REGULARLY we fall into the trap of over-analysing big championship wins early in the summer campaign.
After Kildare's comprehensive 13-point win over Laois I outlined that it came with a big health warning.
Granted there were positives in their performance and kicking 3-16 play will boost confidence within any camp.
Jason Ryan also won the tactical battle as Kildare realigned their tactics to provide more protection for their backline.
However, that performance can only be viewed in the context of the opposition.
The Laois performance in the replay that day was simply awful. The lack of intensity and desire by Laois from midfield into their forward line allowed Kildare to control the game.
Kildare were afforded time on the ball and were easily able to work the ball out of defence and execute quality passes into their forward line.
Space and time equals scores and Kildare took full advantage of a Laois team playing as individuals.
So next stop for Jason Ryan is the Dubs in Croke Park which provides a very different challenge.
Playing the Dubs in Croke Park will open old wounds for this Kildare. An average defeat of 13 points in their last three encounters against Dublin will linger in the mindset of the Kildare players this week.
The insurmountable problem Ryan has is preparing his team mentally for the challenge.
Strip away all the clichés and sports phycologist quotations that will be bandied around the Kildare camp this week and underneath it all will be a sense of fear.
A sense of fear that Ryan must transfer into a sense of belief.
That sense of belief will only begin to build if the players trust in the game-plan their manager wants them to execute.
If they believe that their game-plan can stifle and unsettle the Dubs, it will be a good starting point.
Belief and confidence really gathers momentum when the ball is thrown in so the opening ten minutes is hugely significant for Kildare.
Kildare will not imitate the Longford tactic and look for a moral victory by approaching the game in the right spirit by playing man-to-man football.
However, when faced with the most formidable forward unit in the game, it is not an easy task that faces Kildare but it does not take a 'rocket scientist' to conclude that Ryan will need to implement a solid defensive plan to keep the game tight in the opening half.
The downside for Ryan is that he must explore more than one game-plan in targeting Dublin's collective strength right throughout their team.

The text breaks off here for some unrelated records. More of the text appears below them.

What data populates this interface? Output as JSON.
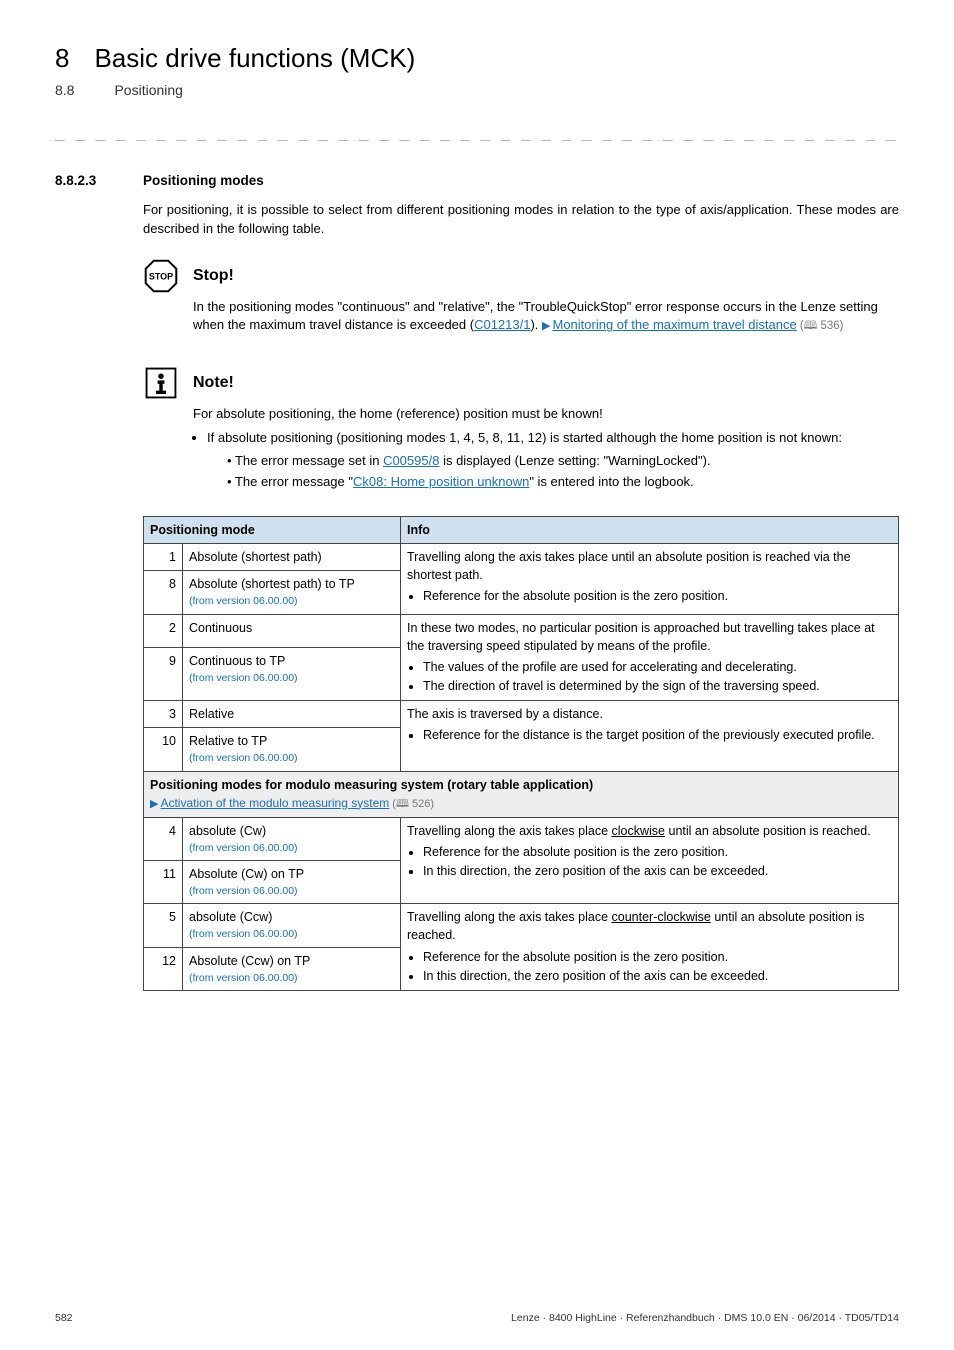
{
  "header": {
    "num": "8",
    "title": "Basic drive functions (MCK)"
  },
  "subheader": {
    "num": "8.8",
    "title": "Positioning"
  },
  "separator": "_ _ _ _ _ _ _ _ _ _ _ _ _ _ _ _ _ _ _ _ _ _ _ _ _ _ _ _ _ _ _ _ _ _ _ _ _ _ _ _ _ _ _ _ _ _ _ _ _ _ _ _ _ _ _ _ _ _ _ _ _ _ _ _",
  "section": {
    "num": "8.8.2.3",
    "title": "Positioning modes"
  },
  "intro": "For positioning, it is possible to select from different positioning modes in relation to the type of axis/application. These modes are described in the following table.",
  "stop": {
    "label": "Stop!",
    "text_pre": "In the positioning modes \"continuous\" and \"relative\", the \"TroubleQuickStop\" error response occurs in the Lenze setting when the maximum travel distance is exceeded (",
    "link1": "C01213/1",
    "text_mid": "). ",
    "tri": "▶",
    "link2": "Monitoring of the maximum travel distance",
    "ref": " (🕮 536)"
  },
  "note": {
    "label": "Note!",
    "line1": "For absolute positioning, the home (reference) position must be known!",
    "bullet": "If absolute positioning (positioning modes 1, 4, 5, 8, 11, 12) is started although the home position is not known:",
    "sub1_pre": "The error message set in ",
    "sub1_link": "C00595/8",
    "sub1_post": " is displayed (Lenze setting: \"WarningLocked\").",
    "sub2_pre": "The error message \"",
    "sub2_link": "Ck08: Home position unknown",
    "sub2_post": "\" is entered into the logbook."
  },
  "table": {
    "head": {
      "c1": "Positioning mode",
      "c2": "Info"
    },
    "ver": "(from version 06.00.00)",
    "group1": {
      "r1": {
        "n": "1",
        "mode": "Absolute (shortest path)"
      },
      "r2": {
        "n": "8",
        "mode": "Absolute (shortest path) to TP"
      },
      "info_a": "Travelling along the axis takes place until an absolute position is reached via the shortest path.",
      "info_b": "Reference for the absolute position is the zero position."
    },
    "group2": {
      "r1": {
        "n": "2",
        "mode": "Continuous"
      },
      "r2": {
        "n": "9",
        "mode": "Continuous to TP"
      },
      "info_a": "In these two modes, no particular position is approached but travelling takes place at the traversing speed stipulated by means of the profile.",
      "info_b": "The values of the profile are used for accelerating and decelerating.",
      "info_c": "The direction of travel is determined by the sign of the traversing speed."
    },
    "group3": {
      "r1": {
        "n": "3",
        "mode": "Relative"
      },
      "r2": {
        "n": "10",
        "mode": "Relative to TP"
      },
      "info_a": "The axis is traversed by a distance.",
      "info_b": "Reference for the distance is the target position of the previously executed profile."
    },
    "sectionhead": {
      "main": "Positioning modes for modulo measuring system (rotary table application)",
      "sub": "Activation of the modulo measuring system",
      "ref": " (🕮 526)"
    },
    "group4": {
      "r1": {
        "n": "4",
        "mode": "absolute (Cw)"
      },
      "r2": {
        "n": "11",
        "mode": "Absolute (Cw) on TP"
      },
      "info_a_pre": "Travelling along the axis takes place ",
      "info_a_u": "clockwise",
      "info_a_post": " until an absolute position is reached.",
      "info_b": "Reference for the absolute position is the zero position.",
      "info_c": "In this direction, the zero position of the axis can be exceeded."
    },
    "group5": {
      "r1": {
        "n": "5",
        "mode": "absolute (Ccw)"
      },
      "r2": {
        "n": "12",
        "mode": "Absolute (Ccw) on TP"
      },
      "info_a_pre": "Travelling along the axis takes place ",
      "info_a_u": "counter-clockwise",
      "info_a_post": " until an absolute position is reached.",
      "info_b": "Reference for the absolute position is the zero position.",
      "info_c": "In this direction, the zero position of the axis can be exceeded."
    }
  },
  "footer": {
    "page": "582",
    "meta": "Lenze · 8400 HighLine · Referenzhandbuch · DMS 10.0 EN · 06/2014 · TD05/TD14"
  }
}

Against Laois, Kildare dropped their wing-backs, Emmet Bolton and Kevin Murnaghan, deep in front of their full-back line in the first half.
It invited Laois forward and left space in the half-forward line for them to pick off scores.
Playing a higher line defensively brought more stability in the second half of that game.
If Kildare are to trouble Dublin, they must cut off the supply line and slow Dublin's build-up play in the half-forward line and midfield 50 metres from their own goal.
If Kildare do manage to break Dublin's momentum, they will need to be extremely efficient up front and this may prove to be their Achilles heel.
Kildare have in the past few years put up big scores against weaker opposition but have failed to deliver against the big teams. There is very little to suggest this will change on Sunday.
For Jim Gavin the challenge this week is very different.
The idle talk around the margins of victory is a dangerous ingredient and it will seep into the team mindset despite his best efforts to avoid complacency.
Keeping his team motivated and focused will be the key priorities of the Dublin management team.
Competition for team places will be a key factor in avoiding Dublin slipping into their comfort zone.
If Dublin play at the required tempo they will show up weaknesses in this Kildare team very quickly forcing them into errors.
However, if they stand off Kildare, they run the risk of leaking scores.
There is always the danger that Dublin could blow Kildare away if they get off to a fast start.
It is a credit to Dublin in terms of their current status but another rout will not benefit Dublin.
Putting aside the natural Dublin-biased feeling; I hope Kildare come and ask some questions of Dublin. Are the good enough to do so? I am not so sure.